Wednesday, July 25, 2007
Jury convicts woman who fled from fatal shooting
Z-Mart owner Zaid Almajali was killed Nov. 9 in Roanoke.
Mendy Phelps testified to a Roanoke jury that she was nowhere near Z-Mart when the store was robbed and its owner fatally shot.
But the jury didn't buy her claim that she wasn't the woman driving the getaway car. They found her guilty Tuesday afternoon of principal in the second degree to attempted robbery and felony eluding police.
The verdict brought tears and outrage from Phelps' family. Her daughter, Markia Phelps, told the jury, "Y'all have wrongfully convicted her," as she begged them not to sentence her mother harshly.
"I wasn't at the store," Mendy Phelps told the jury tearfully. "My life is in your hands."
The jury recommended a three-year sentence, the minimum possible punishment. Judge William Broadhurst will consider formally imposing the sentence at an Oct. 16 hearing.
Reginald Killingsworth, Phelps' co-defendant, faces charges of attempted robbery and capital murder in the Nov. 9 death of Z-Mart owner Zaid Almajali. During Phelps' trial he was repeatedly identified as Almajali's killer. His trial is scheduled to begin in November, though last month a psychiatrist found him incompetent to assist in his own defense.
Phelps' trial began Monday. She took the stand Tuesday morning, telling the jury that she began seeing Killingsworth after she became estranged from her husband. She had only known Killingsworth, who goes by the name "Black," about three weeks when she drove with him from Deltona, Fla., to introduce him to her family in Roanoke.
The couple had been in Roanoke three days when the robbery happened. Phelps said she was doing laundry at her aunt's house on Clifton Avenue Northwest that evening when Killingsworth asked for the keys to her car. He returned and called for her to come out of the house. Visibly agitated, he tossed her the keys and told her to drive, she said.
When a police car pulled in behind her she planned to pull over, thinking she was getting a ticket for her expired license plates, but Killingsworth pulled a gun on her and ordered her to drive, she said. She cried as she told the jury how terrified she was as she sped through the residential streets at up to 80 mph before crashing at Hanover and Eighth streets.
But a few hours after the wreck, Phelps gave a conflicting account to Roanoke police investigator Jim Owens. She told him she had Killingsworth drop her off at an abandoned house on Crescent Avenue and waited for him to return from the store there.
Assistant Roanoke Commonwealth's Attorney John McNeil challenged her over the inconsistencies. He questioned why Phelps wouldn't have told police right away if Killingsworth was holding a gun on her.
"The only duress I would submit she was under was being caught by police," McNeil said during closing arguments.
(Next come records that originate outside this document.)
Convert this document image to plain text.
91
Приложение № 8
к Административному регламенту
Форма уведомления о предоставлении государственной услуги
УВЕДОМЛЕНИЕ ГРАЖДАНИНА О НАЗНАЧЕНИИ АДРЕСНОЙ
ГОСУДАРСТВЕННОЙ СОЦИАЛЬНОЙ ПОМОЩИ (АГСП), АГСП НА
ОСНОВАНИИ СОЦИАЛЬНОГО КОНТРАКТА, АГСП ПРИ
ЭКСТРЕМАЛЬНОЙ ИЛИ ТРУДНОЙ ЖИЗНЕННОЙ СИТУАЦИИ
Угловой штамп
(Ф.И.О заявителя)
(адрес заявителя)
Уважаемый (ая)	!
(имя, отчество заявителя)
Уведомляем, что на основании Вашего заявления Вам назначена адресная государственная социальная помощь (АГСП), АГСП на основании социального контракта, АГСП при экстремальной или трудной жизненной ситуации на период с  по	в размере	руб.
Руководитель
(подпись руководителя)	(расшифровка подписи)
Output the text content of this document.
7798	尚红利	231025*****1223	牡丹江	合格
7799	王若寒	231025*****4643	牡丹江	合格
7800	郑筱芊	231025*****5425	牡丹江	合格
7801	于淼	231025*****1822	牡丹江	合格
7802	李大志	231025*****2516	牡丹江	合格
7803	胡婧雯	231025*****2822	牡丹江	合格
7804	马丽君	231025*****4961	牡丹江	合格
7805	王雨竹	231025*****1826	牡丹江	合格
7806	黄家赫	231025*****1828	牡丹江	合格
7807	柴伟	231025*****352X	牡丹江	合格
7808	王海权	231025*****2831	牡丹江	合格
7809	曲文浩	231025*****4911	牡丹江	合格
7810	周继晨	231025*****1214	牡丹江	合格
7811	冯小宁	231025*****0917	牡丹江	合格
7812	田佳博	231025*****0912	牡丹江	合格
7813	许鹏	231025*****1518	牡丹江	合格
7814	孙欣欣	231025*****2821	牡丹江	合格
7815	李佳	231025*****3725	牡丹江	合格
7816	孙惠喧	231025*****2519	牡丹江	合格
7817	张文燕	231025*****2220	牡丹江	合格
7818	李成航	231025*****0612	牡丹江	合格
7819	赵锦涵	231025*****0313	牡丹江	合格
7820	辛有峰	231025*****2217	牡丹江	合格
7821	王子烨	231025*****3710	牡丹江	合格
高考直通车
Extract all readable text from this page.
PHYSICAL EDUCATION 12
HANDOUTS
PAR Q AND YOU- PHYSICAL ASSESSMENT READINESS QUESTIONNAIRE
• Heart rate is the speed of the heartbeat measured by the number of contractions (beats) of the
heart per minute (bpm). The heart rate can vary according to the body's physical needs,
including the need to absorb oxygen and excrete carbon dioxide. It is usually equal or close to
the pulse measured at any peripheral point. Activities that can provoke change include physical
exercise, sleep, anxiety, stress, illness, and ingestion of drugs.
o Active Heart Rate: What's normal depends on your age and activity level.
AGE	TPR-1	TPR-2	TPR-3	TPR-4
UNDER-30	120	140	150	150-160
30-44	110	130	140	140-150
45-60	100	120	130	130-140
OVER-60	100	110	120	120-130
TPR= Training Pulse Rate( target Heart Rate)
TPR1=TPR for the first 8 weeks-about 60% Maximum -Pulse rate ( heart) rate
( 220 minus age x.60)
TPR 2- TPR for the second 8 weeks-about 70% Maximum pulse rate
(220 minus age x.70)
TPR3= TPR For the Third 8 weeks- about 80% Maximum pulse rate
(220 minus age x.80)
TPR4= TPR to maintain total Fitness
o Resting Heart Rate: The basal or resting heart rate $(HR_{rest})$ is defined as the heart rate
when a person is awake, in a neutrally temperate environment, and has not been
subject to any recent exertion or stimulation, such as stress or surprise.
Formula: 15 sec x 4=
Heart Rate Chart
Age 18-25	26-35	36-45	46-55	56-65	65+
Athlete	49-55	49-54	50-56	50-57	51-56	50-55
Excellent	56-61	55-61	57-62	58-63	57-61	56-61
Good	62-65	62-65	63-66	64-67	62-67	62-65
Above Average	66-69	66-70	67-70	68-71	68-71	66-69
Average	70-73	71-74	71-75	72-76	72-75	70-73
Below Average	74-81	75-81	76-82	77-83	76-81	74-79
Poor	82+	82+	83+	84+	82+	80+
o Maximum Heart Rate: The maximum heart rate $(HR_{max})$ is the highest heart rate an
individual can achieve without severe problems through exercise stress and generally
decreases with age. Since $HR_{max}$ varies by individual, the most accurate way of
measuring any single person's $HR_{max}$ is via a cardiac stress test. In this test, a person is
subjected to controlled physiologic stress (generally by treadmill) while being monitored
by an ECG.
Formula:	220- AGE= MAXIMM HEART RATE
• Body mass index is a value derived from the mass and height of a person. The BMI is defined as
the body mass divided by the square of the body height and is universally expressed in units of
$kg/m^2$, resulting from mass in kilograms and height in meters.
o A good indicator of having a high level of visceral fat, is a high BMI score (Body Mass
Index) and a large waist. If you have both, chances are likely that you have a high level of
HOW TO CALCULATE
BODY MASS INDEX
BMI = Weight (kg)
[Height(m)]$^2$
Phelps' attorney, Patrick Kenney, emphasized that a customer who had seen Phelps' car at the store just before the robbery thought he'd seen a white woman or light-skinned black woman in the driver's seat.
That couldn't be his client, he argued. "She's never going to be mistaken for a white woman. That's just ridiculous."
McNeil argued that given it only took 12 minutes from the time of the 911 call until Killingsworth's and Phelps' arrests, Phelps had to be the woman behind the wheel.